Kadınlar daha önceki meclislerde muhalefet partileriyle ya da sadece kadın üyesi olan partilerde ortaklık kurdular. Çünkü bu siyasettir. Eğer kadın hakları onların bakış açısına giriyorsa destekleyebilirler. Biz toplantılarımıza her zaman her fraksiyondan, Müslüman Kardeşlerden ve diğer partilerden de parlamenterleri davet etmeye özen gösteririz. Onlarla aramızda her zaman sağlıklı diyaloglar oluşuyor. Ama sanırım kadın haklarına karşı çıkan ve şeraitle çelişen insanlar şeriat konusundaki cahilliklerinden yapıyorlar bunu. Bu benim şahsî düşüncem.
“Şeriatın bize verdiği hakları istiyoruz…”

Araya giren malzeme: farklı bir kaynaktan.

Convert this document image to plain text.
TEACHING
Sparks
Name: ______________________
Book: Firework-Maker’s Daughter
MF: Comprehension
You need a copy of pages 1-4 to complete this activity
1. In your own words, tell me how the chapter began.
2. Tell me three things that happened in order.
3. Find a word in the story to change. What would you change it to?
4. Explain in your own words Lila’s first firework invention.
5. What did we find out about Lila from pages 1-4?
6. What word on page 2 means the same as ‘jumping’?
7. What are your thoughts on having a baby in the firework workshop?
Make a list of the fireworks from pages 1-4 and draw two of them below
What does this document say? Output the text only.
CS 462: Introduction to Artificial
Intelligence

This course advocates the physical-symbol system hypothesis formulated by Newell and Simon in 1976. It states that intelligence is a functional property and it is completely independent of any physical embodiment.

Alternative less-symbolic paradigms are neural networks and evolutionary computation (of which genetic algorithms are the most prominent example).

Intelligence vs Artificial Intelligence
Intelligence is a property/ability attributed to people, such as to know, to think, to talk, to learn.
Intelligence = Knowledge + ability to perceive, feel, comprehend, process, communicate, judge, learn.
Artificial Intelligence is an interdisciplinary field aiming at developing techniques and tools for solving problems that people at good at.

Biz sivil toplum kuruluşları için bir hedefe yönelik koalisyon yaptığımızda her zaman şu hususta fikir birliği içerisindeyizdir: İslâm eşitlik, huzur ve ayrımcılık yapmamak üzerine kurulu. Meclis üyeleriyle karşılaştığımızda şeriatın bize verdiği hakları istediğimizi söyleriz. Çünkü şeriat hükümleri yeterince uygulanmıyor.